Cepaluni e Hidalgo mostram que a obrigatoriedade tem um efeito significativamente maior sobre as pessoas com mais escolaridade e mais renda — ao contrário do que normalmente concluem outros estudos pelo mundo.
O resultado parece surpreendente à primeira vista, mas faz sentido quando pensamos nas punições para quem não vota: multa de uns 3 reais, mais a proibição de participar de concursos públicos, tirar passaporte, estudar em universidades públicas, tomar empréstimos de bancos estatais, etc.
Para os mais pobres, a punição relevante é só a multa. Quem não quer votar, pode ficar em situação irregular por um bom tempo e pagar as multas acumuladas depois de algumas eleições.
Para quem tem mais renda e mais escolaridade, o valor da multa é praticamente irrelevante, mas as outras punições não são. Quem não se importa com a eleição pode mesmo assim preferir votar, pois sabe que logo poderá precisar estar em situação regular com a justiça eleitoral.

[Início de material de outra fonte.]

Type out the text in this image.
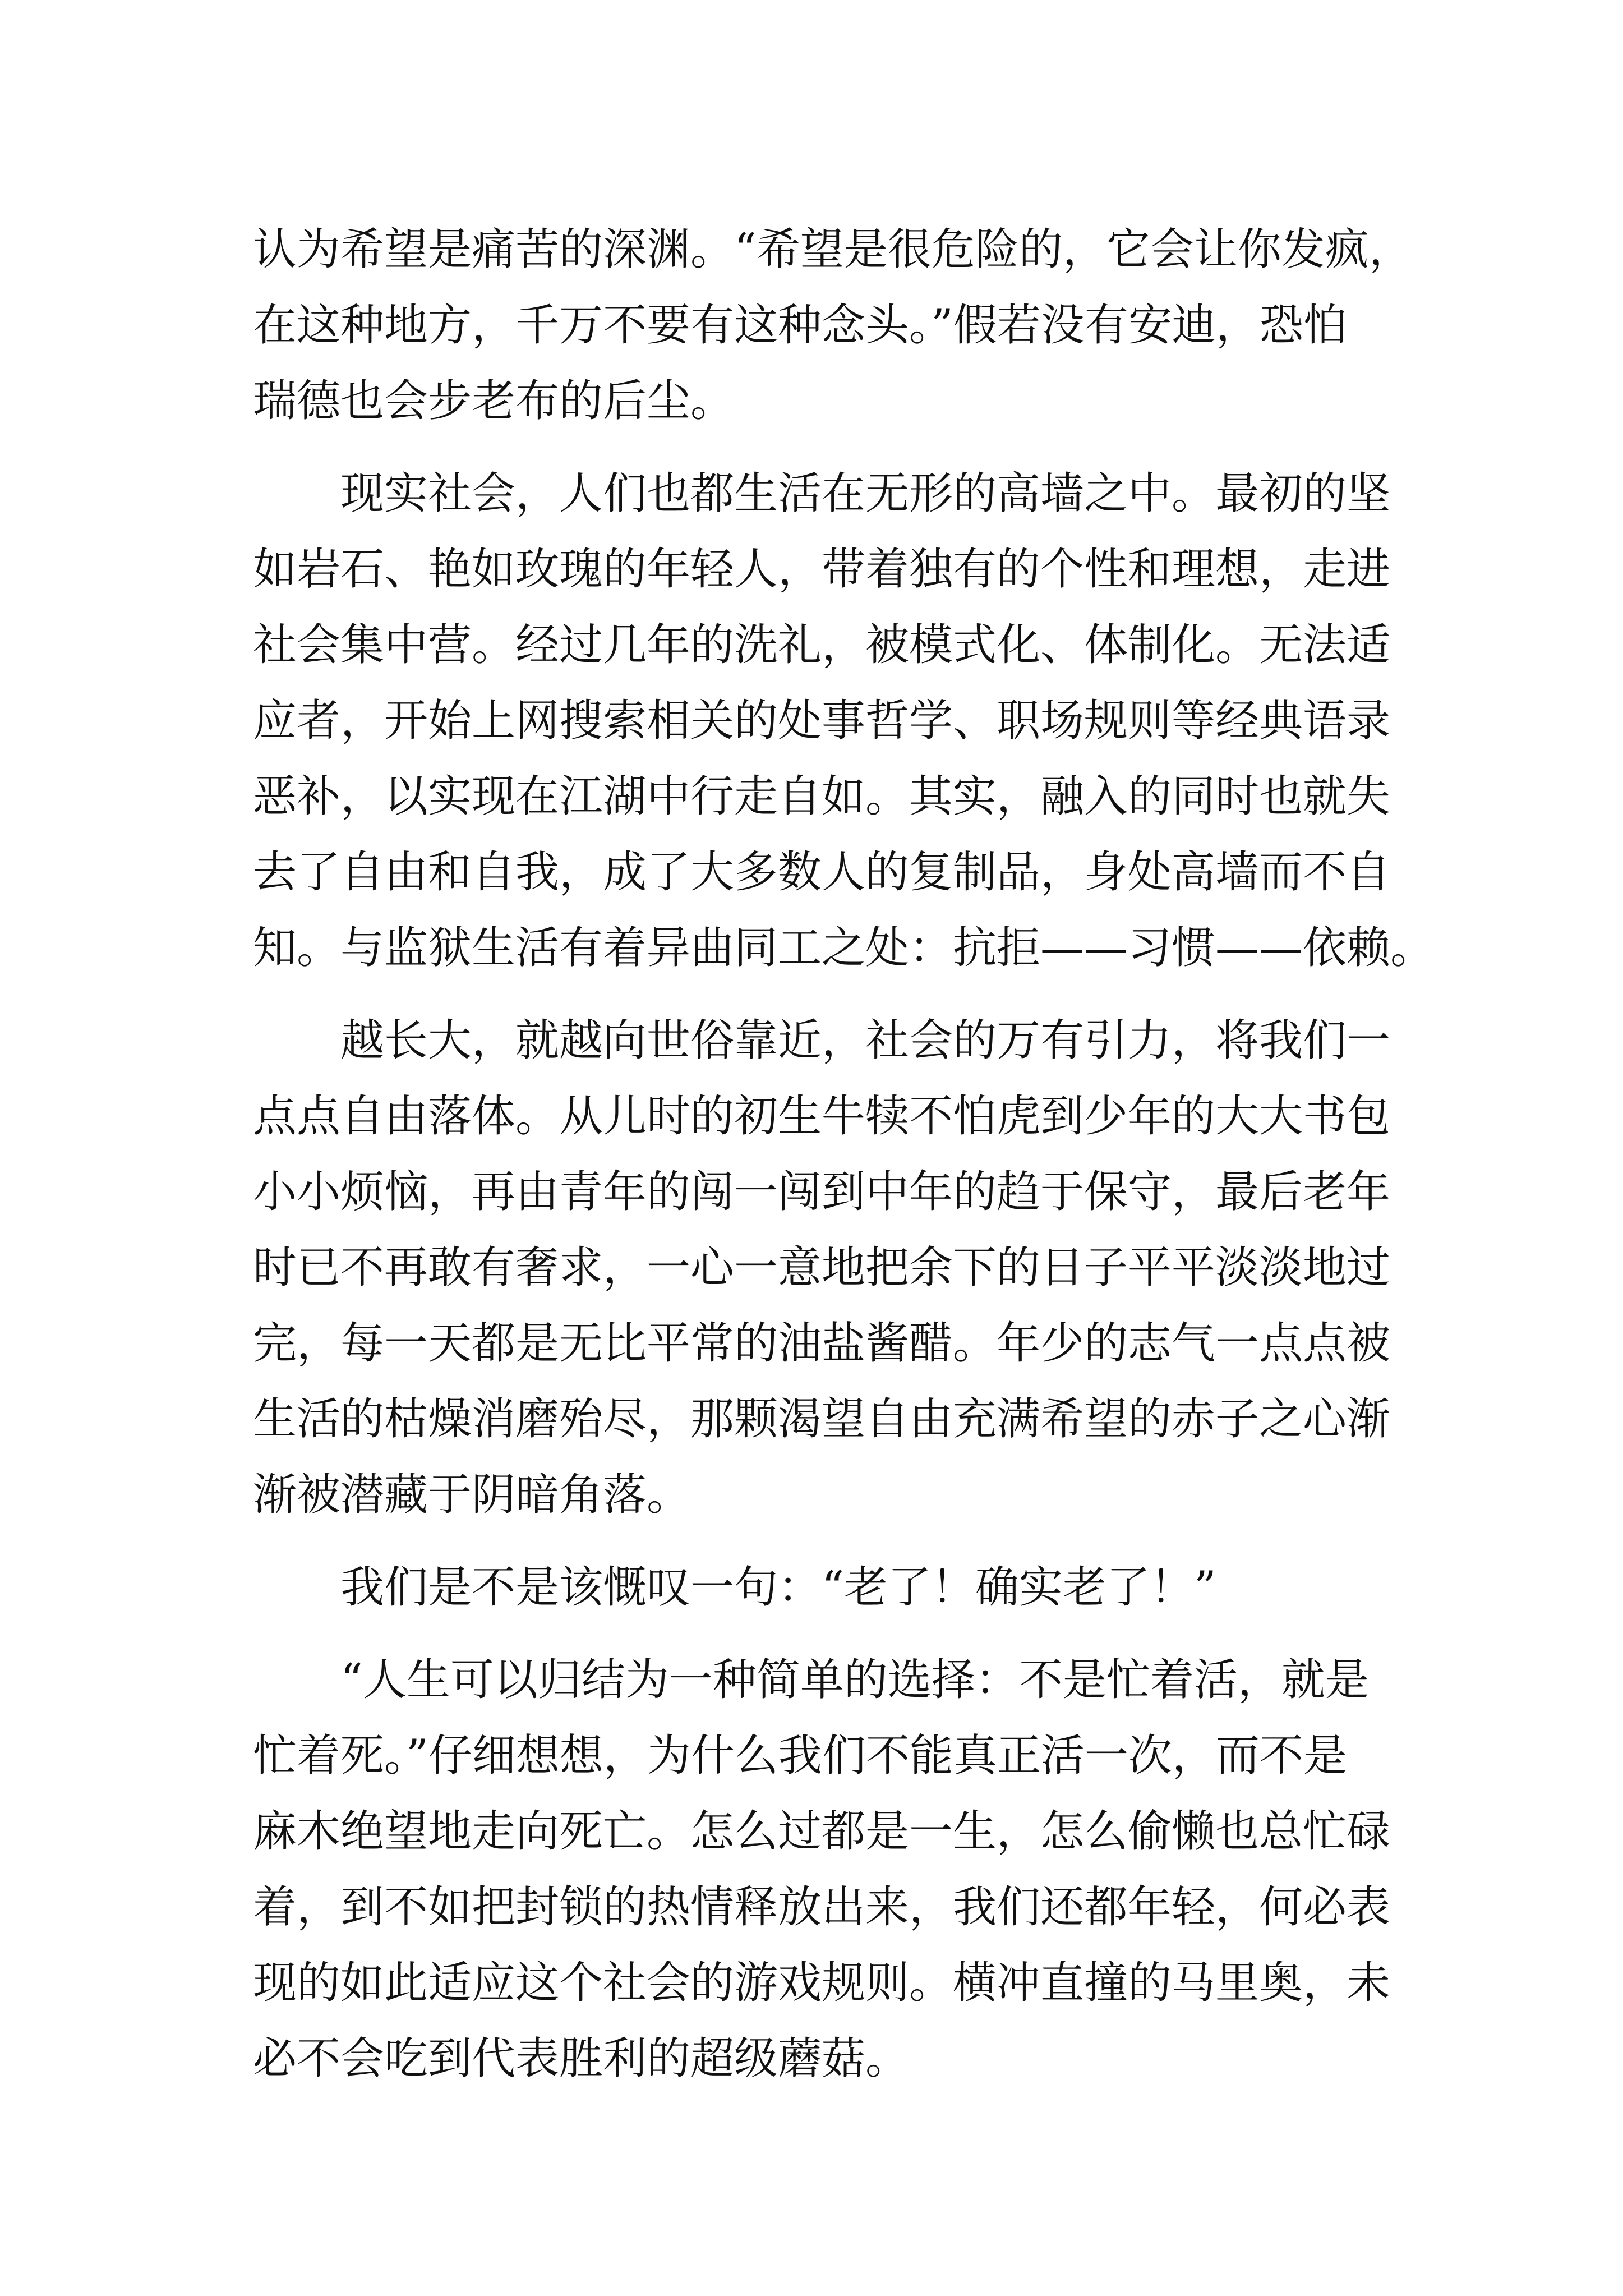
认为希望是痛苦的深渊。“希望是很危险的，它会让你发疯，
在这种地方，千万不要有这种念头。”假若没有安迪，恐怕
瑞德也会步老布的后尘。
现实社会，人们也都生活在无形的高墙之中。最初的坚
如岩石、艳如玫瑰的年轻人，带着独有的个性和理想，走进
社会集中营。经过几年的洗礼，被模式化、体制化。无法适
应者，开始上网搜索相关的处事哲学、职场规则等经典语录
恶补，以实现在江湖中行走自如。其实，融入的同时也就失
去了自由和自我，成了大多数人的复制品，身处高墙而不自
知。与监狱生活有着异曲同工之处：抗拒——习惯——依赖。
越长大，就越向世俗靠近，社会的万有引力，将我们一
点点自由落体。从儿时的初生牛犊不怕虎到少年的大大书包
小小烦恼，再由青年的闯一闯到中年的趋于保守，最后老年
时已不再敢有奢求，一心一意地把余下的日子平平淡淡地过
完，每一天都是无比平常的油盐酱醋。年少的志气一点点被
生活的枯燥消磨殆尽，那颗渴望自由充满希望的赤子之心渐
渐被潜藏于阴暗角落。
我们是不是该慨叹一句：“老了！确实老了！”
“人生可以归结为一种简单的选择：不是忙着活，就是
忙着死。”仔细想想，为什么我们不能真正活一次，而不是
麻木绝望地走向死亡。怎么过都是一生，怎么偷懒也总忙碌
着，到不如把封锁的热情释放出来，我们还都年轻，何必表
现的如此适应这个社会的游戏规则。横冲直撞的马里奥，未
必不会吃到代表胜利的超级蘑菇。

Esse trabalho ilustra bem um ramo da pesquisa em ciências sociais (especialmente economia e ciência política) que vem crescendo muito.
É relativamente fácil ver nos dados a associação entre duas coisas (como a taxa de homicídios e o consumo de vinho), mas é difícil identificar uma relação de causalidade. Em ciências sociais, não podemos realizar experimentos (por exemplo, não podemos sortear um grupo de pessoas e mexer na lei para que o voto seja facultativo para elas).
Pesquisadores buscam então encontrar maneiras de encontrar “experimentos” propiciados por leis, por fenômenos naturais, etc. No caso, dada a hipótese (bastante razoável) de que as pessoas nascidas logo antes e logo depois das eleições são muito parecidas, é como se a lei sorteasse dentro de um grupo aqueles que precisam votar.
Com frequência, o resultado é diferente do que a gente espera. E assim, vamos aprendendo a questionar o que achamos que sabemos.
Referência:
– O artigo citado no post é “Compulsory Voting Can Increase Political Inequality: Evidence from Brazil” de Gabriel Cepaluni e F. Daniel Hidalgo, Political Analysis (2016) 24:273–280.